Benchmarking: Do it with transparency or don't do it at all

postgresql mongodb performance

Álvaro Hernández – Jul 25, 2019

Introduction

This post is a reply to MongoDB’s “Benchmarking: Do it right or don’t do it at all” post. Which they wrote as a response to the whitepaper “Performance Benchmark: PostgreSQL / MongoDB”, published and sponsored by EnterpriseDB and performed by OnGres. While a long read at close to 50 pages, we encourage you to at least read the executive summary (2 pages) and any other relevant section, to have the right context. For a quick overview, check our presentation summarizing the benchmark and the results.

In a nutshell, MongoDB claimed that we at OnGres are PostgreSQL experts but we made “a range of basic errors in the use of MongoDB”. Then, MongoDB produced new performance results, refuting ours, without clarifying how they achieved those numbers nor publishing any source code. Ironically, they advocated in their blog response that we should have made our “benchmarks reproducible and published our results in full”.

They went on to lecture OnGres that we shouldn’t be doing benchmarks. Well, if anything, now we will definitely do more benchmarks comparing PostgreSQL and MongoDB, and continue to do so with transparency.

Our Transparent Approach

Here is what OnGres did to maintain transparency:

We wrote a very comprehensive 50-page whitepaper explaining in great detail everything we did, why we did it and especially how we did it.
We adhered to a strict benchmark ethics policy, which is detailed in the whitepaper (page #4) and reproduced in the benchmark presentation.
We created a 100% automated platform to run the benchmarks, record monitoring information, and process the results. All this code is open source and can be used to reproduce our results or make changes and run your own benchmarks.
A benchmark was written to test the ACID transactions support. It was also open sourced.
All the raw results are public, stored on a several GB S3 bucket. Anyone can inspect them too.

We love criticism, when it’s constructive, correct and leads to a conversation that enriches database users. But unfortunately we found the tone of MongoDB’s post arrogant and unprofessional. And worse, it mixes which benchmark is which, quotes phrases out of context, ignores things that were detailed on the whitepaper and is full of mistakes. This posts analyzes and responds to the most significant mistakes, and proposes a collaborative and iterative approach to benchmarking, with transparency as key driver.

MongoDB Mistake #1: Mixing Benchmark Data

We start with the transactions test. Production MongoDB drivers have connection pooling. This makes OnGres' selection of a MongoDB driver particularly strange. They decided to use an experimental, unsupported, non-production Lua driver for the sysbench implementation they created to perform one of their three tests.

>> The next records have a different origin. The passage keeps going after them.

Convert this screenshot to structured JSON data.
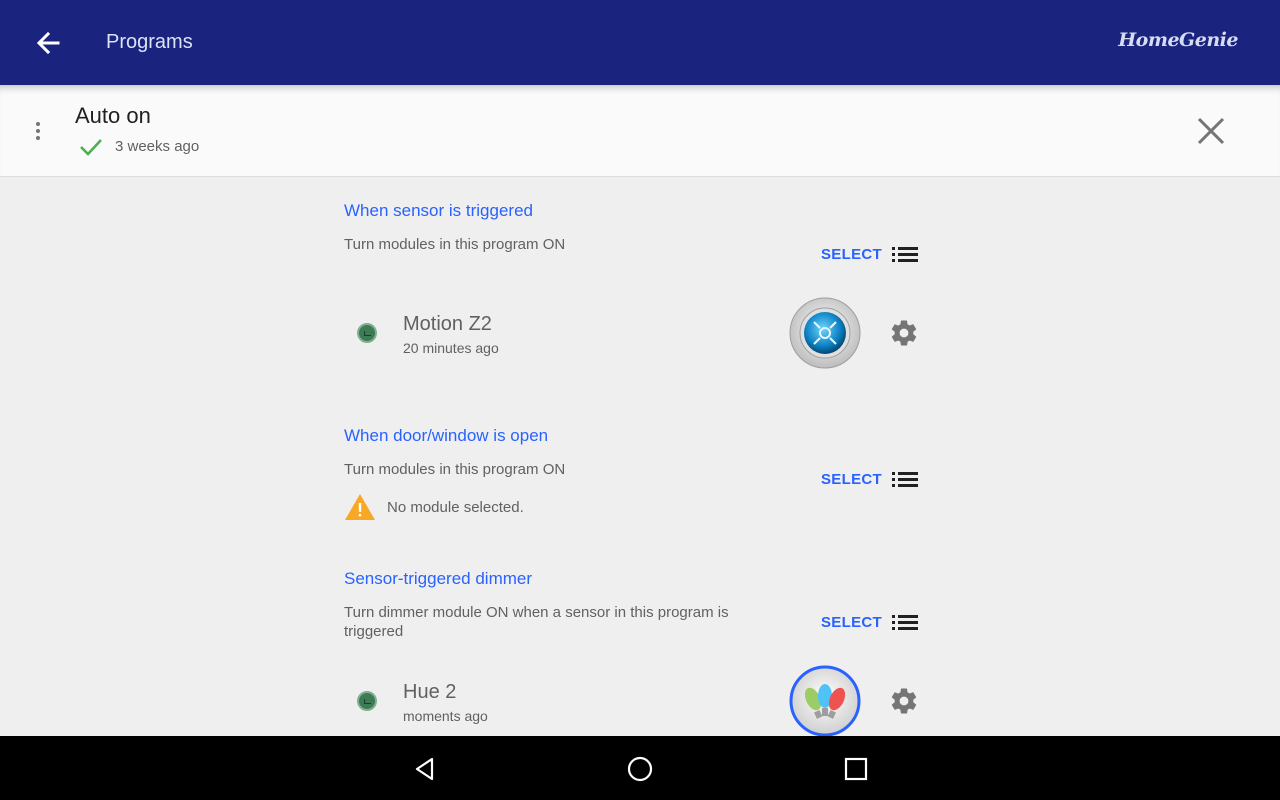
{
  "appbar": {
    "title": "Programs",
    "brand": "HomeGenie",
    "back_icon": "arrow-back-icon",
    "color": "#1a237e"
  },
  "program": {
    "name": "Auto on",
    "status_icon": "checkmark-icon",
    "status_color": "#4caf50",
    "last_run": "3 weeks ago"
  },
  "sections": [
    {
      "title": "When sensor is triggered",
      "description": "Turn modules in this program ON",
      "select_label": "SELECT",
      "module": {
        "name": "Motion Z2",
        "time": "20 minutes ago",
        "icon": "motion-sensor-icon"
      }
    },
    {
      "title": "When door/window is open",
      "description": "Turn modules in this program ON",
      "select_label": "SELECT",
      "warning": "No module selected."
    },
    {
      "title": "Sensor-triggered dimmer",
      "description": "Turn dimmer module ON when a sensor in this program is triggered",
      "select_label": "SELECT",
      "module": {
        "name": "Hue 2",
        "time": "moments ago",
        "icon": "color-bulbs-icon"
      }
    }
  ],
  "accent_color": "#2962ff",
  "navbar": {
    "icons": [
      "nav-back-icon",
      "nav-home-icon",
      "nav-recents-icon"
    ]
  }
}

In response to the quote above, we observed that MongoDB actually began “with the transactions test” but then switched to discuss about the OLTP test. They make this mistake several times in their article. Worst of all, MongoDB kept mentioning the “experimental driver” throughout their article we used for all three benchmarks when it was used only in one: the OLTP benchmark. Its also interesting to note they also inaccurately implied that we wrote the sysbench implementation, when it was in fact developed by Percona (see page 25 of the whitepaper).

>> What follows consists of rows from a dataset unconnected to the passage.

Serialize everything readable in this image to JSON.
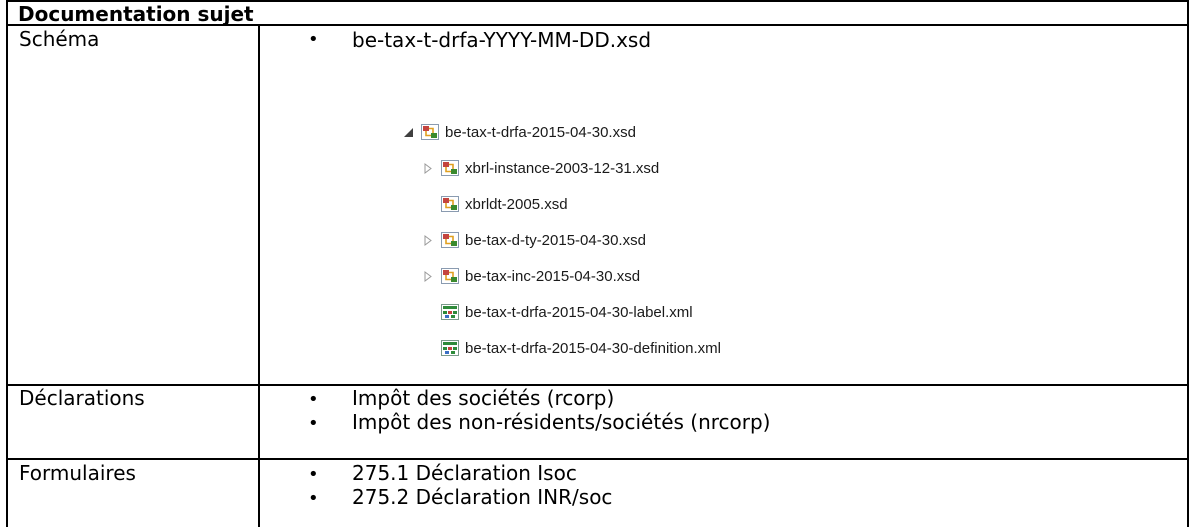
{
  "header": {
    "title": "Documentation sujet"
  },
  "schema": {
    "label": "Schéma",
    "pattern": "be-tax-t-drfa-YYYY-MM-DD.xsd",
    "tree": {
      "root": "be-tax-t-drfa-2015-04-30.xsd",
      "children": [
        {
          "name": "xbrl-instance-2003-12-31.xsd",
          "icon": "xsd-schema-icon",
          "expandable": true
        },
        {
          "name": "xbrldt-2005.xsd",
          "icon": "xsd-schema-icon",
          "expandable": false
        },
        {
          "name": "be-tax-d-ty-2015-04-30.xsd",
          "icon": "xsd-schema-icon",
          "expandable": true
        },
        {
          "name": "be-tax-inc-2015-04-30.xsd",
          "icon": "xsd-schema-icon",
          "expandable": true
        },
        {
          "name": "be-tax-t-drfa-2015-04-30-label.xml",
          "icon": "xml-linkbase-icon",
          "expandable": false
        },
        {
          "name": "be-tax-t-drfa-2015-04-30-definition.xml",
          "icon": "xml-linkbase-icon",
          "expandable": false
        }
      ]
    }
  },
  "declarations": {
    "label": "Déclarations",
    "items": [
      "Impôt des sociétés (rcorp)",
      "Impôt des non-résidents/sociétés (nrcorp)"
    ]
  },
  "formulaires": {
    "label": "Formulaires",
    "items": [
      "275.1 Déclaration Isoc",
      "275.2 Déclaration INR/soc"
    ]
  },
  "colors": {
    "xsd_icon_red": "#c4443f",
    "xsd_icon_green": "#3a8a2e",
    "xml_icon_green": "#2e8b3a",
    "tree_text": "#1a1a1a"
  }
}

This is what we actually did:

Connection pooling. We test PostgreSQL with and also without connection pooling (the latter results were unrecognized by MongoDB in their response). Results for both cases were detailed in the report (pages 32, 37) and in the S3 bucket that stores all the results. The reasons we choose to use connection pooling are deeply discussed (#26-29).
Driver quality. Sysbench is written in Lua. Because of this, MongoDB concludes that “any reasonable tester would have looked for an alternative benchmark”. I disagree, because this means that this is the performance that Lua users get. Moreover, it tells the world how much MongoDB actually cares about Lua users, specially if this driver (which was created by MongoDB) remains unmaintained, and no other official Lua driver has been created.

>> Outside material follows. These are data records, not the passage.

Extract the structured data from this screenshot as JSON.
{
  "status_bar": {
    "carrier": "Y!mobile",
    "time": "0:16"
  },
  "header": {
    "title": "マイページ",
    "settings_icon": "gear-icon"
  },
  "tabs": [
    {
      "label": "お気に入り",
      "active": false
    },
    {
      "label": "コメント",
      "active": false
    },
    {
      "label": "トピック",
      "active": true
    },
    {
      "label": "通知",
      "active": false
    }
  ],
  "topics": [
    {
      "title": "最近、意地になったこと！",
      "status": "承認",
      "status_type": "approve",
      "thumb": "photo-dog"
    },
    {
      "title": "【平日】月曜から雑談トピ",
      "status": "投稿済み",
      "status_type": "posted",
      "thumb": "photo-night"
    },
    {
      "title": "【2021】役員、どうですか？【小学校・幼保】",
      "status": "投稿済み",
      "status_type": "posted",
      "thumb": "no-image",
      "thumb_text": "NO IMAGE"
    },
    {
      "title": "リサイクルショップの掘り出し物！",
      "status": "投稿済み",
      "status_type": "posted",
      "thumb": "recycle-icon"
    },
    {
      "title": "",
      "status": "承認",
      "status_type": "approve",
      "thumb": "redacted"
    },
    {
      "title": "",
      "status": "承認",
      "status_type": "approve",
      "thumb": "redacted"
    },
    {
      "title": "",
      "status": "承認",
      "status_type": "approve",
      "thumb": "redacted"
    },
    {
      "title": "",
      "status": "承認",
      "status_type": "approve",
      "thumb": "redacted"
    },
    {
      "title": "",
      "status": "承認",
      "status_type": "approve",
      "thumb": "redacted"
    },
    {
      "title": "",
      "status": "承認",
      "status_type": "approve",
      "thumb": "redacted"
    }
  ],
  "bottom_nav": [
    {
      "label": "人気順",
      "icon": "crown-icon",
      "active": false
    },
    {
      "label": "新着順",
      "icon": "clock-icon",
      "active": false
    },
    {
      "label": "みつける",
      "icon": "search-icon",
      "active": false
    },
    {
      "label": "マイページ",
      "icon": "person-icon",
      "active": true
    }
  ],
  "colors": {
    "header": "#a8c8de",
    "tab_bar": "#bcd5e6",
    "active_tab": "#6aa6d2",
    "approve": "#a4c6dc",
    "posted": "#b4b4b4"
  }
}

More interestingly: did MongoDB bother to patch the sysbench benchmark, update the Lua driver, add connection pooling; or replace it with another driver, run the benchmark again and publish the results? Our published source code and automation would have allowed them to do this quite easily. But no, they didn’t. Instead, as stated by their Head of Engineering Comms in a Twitter thread where several people were asking for ways to reproduce their numbers:

MongoDB has neither interest in nor intellectual obligation to respond to the OnGres material with code, and we’re certainly not wasting our time submitting a pull request on a repo designed to cheat against us.

MongoDB Mistake #2: Misunderstanding YCSB

Sysbench was, according to OnGres, the only option for OLTP performance testing, but our experts found in their benchmark repository that they had run YCSB tests with production drivers on all sides. They did not choose to publish those results.

The claim above is completely false. YCSB was initially evaluated, but we ultimately decided not to use it. This is briefly explained in the whitepaper (#7). The main reason why YCSB was not considered is that it does not resemble a real data model (not even close!). YCSB was modeled to support (almost) any NoSQL database, and that includes even key-value databases. As such, the data model is extremely simple, contains very small records, and doesn’t resemble any reasonable data model that MongoDB or PostgreSQL users would use in real life, except for corner cases. A well-established benchmark that deals with a real data model, like sysbench, was strongly preferred.

MongoDB’s post states that “our experts found in their benchmark repository that they had run YCSB tests with production drivers on all sides.”. However, you don’t need to be an expert to find that. Anyone can just browse through the repository and find it there. That is called transparency. The fact that there’s source code to run YCSB only means that we considered and evaluated it. But we never completed full runs for all the benchmark scenarios that we contemplated on the OLTP benchmark, nor did we automate it, because it was discarded as an option. The code remains there, again, for full transparency.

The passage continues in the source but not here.